Operating System - OpenVMS
cancel
Showing results for 
Search instead for 
Did you mean: 

Seemingly random crashes with VMS 8.3 Alpha

 
SOLVED
Go to solution
Martin Vorlaender
Honored Contributor

Seemingly random crashes with VMS 8.3 Alpha

Hi!

Yesterday I changed a faulty CPU fan in one of our DS10Ls. Since then the system crashes seemingly randomly. However, I noticed a pattern to crash at OTS$MOVE_C+00024, but with various bugcheck types in various images. More recently it seems consistently crashing with "SHADDETINCON, SHADOWING detects inconsistent state" early in the boot.

The configuration is 3 DS10Ls (1 vote each) connected to two EVAs holding the shadowed system and data disks, and a quorum disk (2 votes); OpenVMS Alpha V8.3 with all current ECOs.

Anyone seen something like this before?

I'm appending all CLUE files (the last one generated by hand, as I have not yet tried to reboot the machine).

Thanks,
Martin
4 REPLIES 4
Volker Halle
Honored Contributor

Re: Seemingly random crashes with VMS 8.3 Alpha

Martin,

I seem to be unable to download your attachment. Could you mail it to me ?

Volker.
Volker Halle
Honored Contributor

Re: Seemingly random crashes with VMS 8.3 Alpha

Martin,

the first obvious question would be: what else did you change (on the system disk), since you last booted that DS10L or any other node, which boots from that disk ?
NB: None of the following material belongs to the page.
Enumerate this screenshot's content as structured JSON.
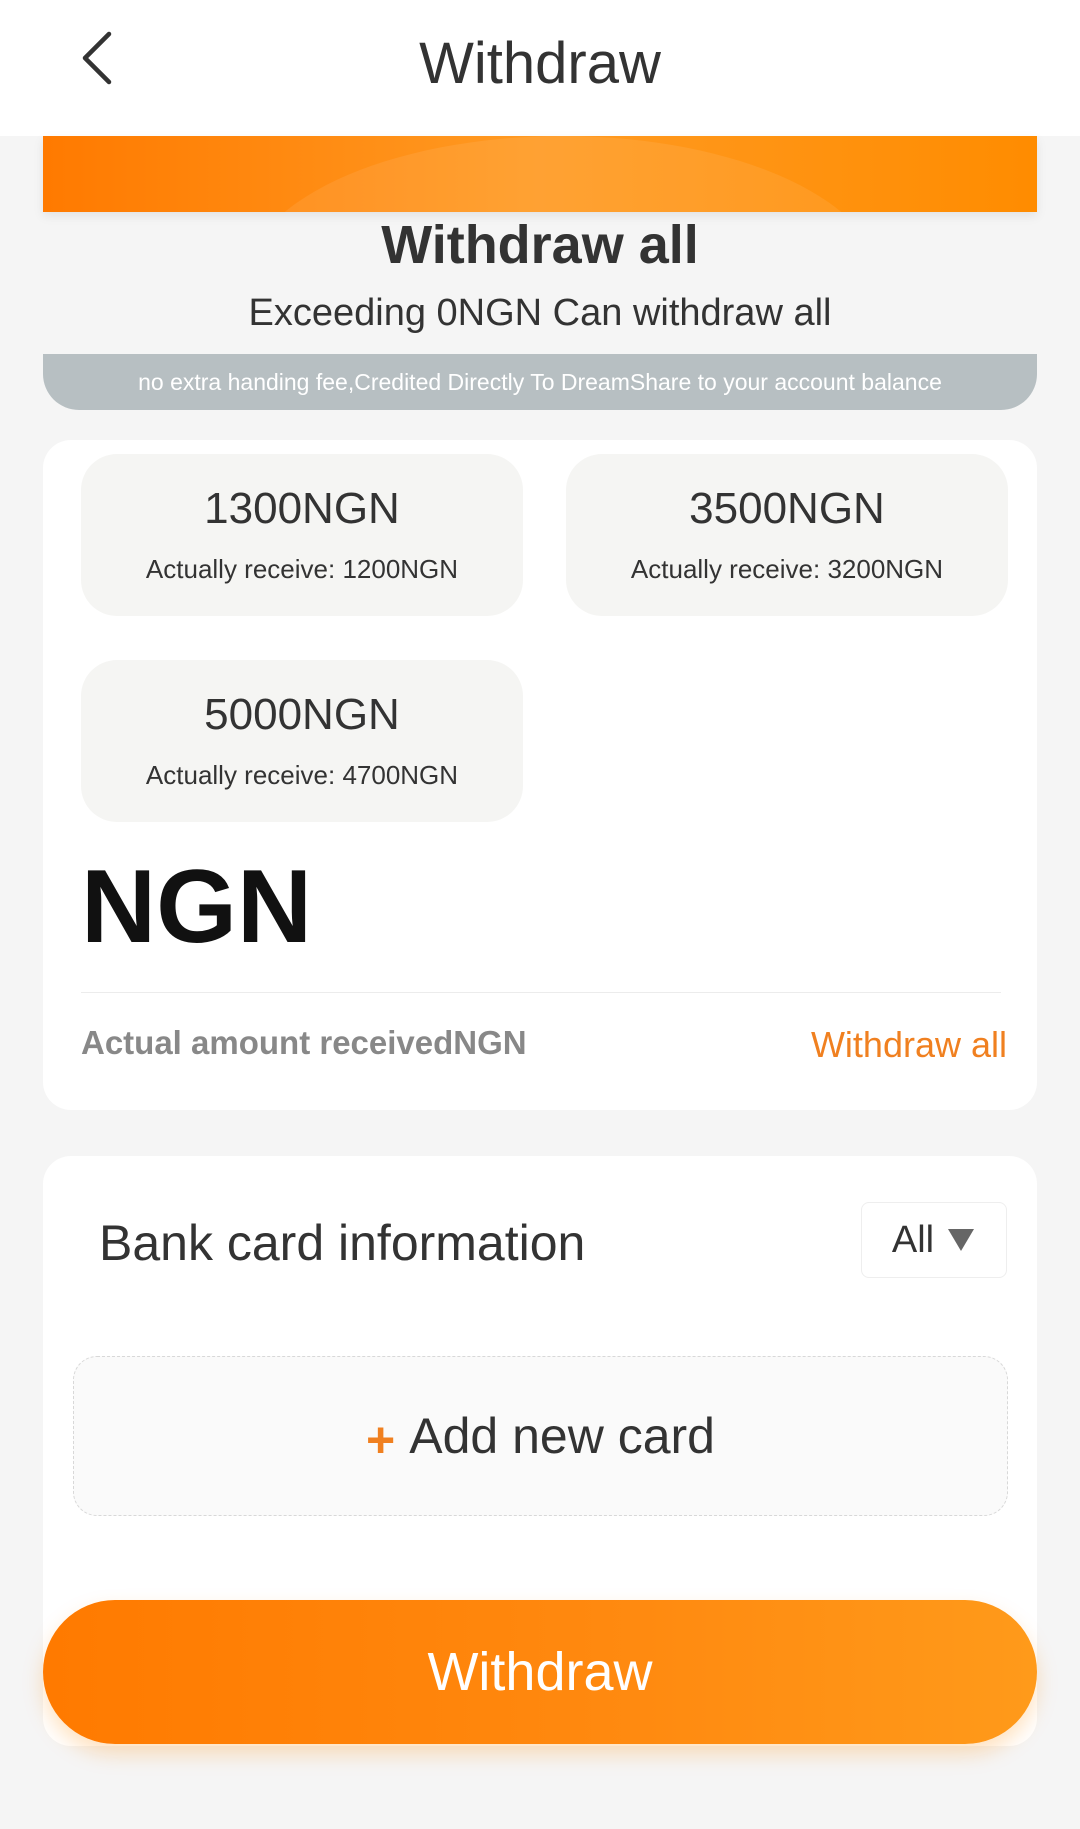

The 19 crashes may seem random, but they show just only a few different footprints:

SHADDETINCON, 2 different offsets

SSRVEXCEPTN, ACCVIO on S0 address, OTS$MOVEC+00024, RA=EXE$PERSONA_IMPORT_ARB_C+001F4

UNXSIGNAL, seems to go together with stack corruption

If you want to rule out a HW problem: can you boot the other DS10L from that root and vice versa ? Otherwise these kind of 'random' footprints may look like pool corruption ? Set SYSTEM_CHECK=1 ?

Volker.
Volker Halle
Honored Contributor
Solution

Re: Seemingly random crashes with VMS 8.3 Alpha

Martin,

EXE$PERSONA_IMPORT_ARB calls OTS$MOVE to copy data from the JIB to the PSB. I would guess R18 to point to the SRC address.

But if you look at the 64-bit values for R18 in the SSRVEXCEPT crashes, you'll notice, that the high-order longword for this S0 space address is not always FFFFFFFF !!

$ sea *helios*.lis "Argument #3 "

R18 64-bit values seen are:

FFF7F7FF.81FB778C JIB+0000C
FFFFF7FF.8203968C JIB+0000C

Maybe the bad CPU fan has actually caused a more severe HW problem...

Volker.
Martin Vorlaender
Honored Contributor

Re: Seemingly random crashes with VMS 8.3 Alpha

I cross-booted the machine that crashed with one of the other DS10Ls, and the crashes stayed with the hardware, and didn't go with the system roots. So I assume something else has died when the CPU fan went faulty.

Thanks, Volker.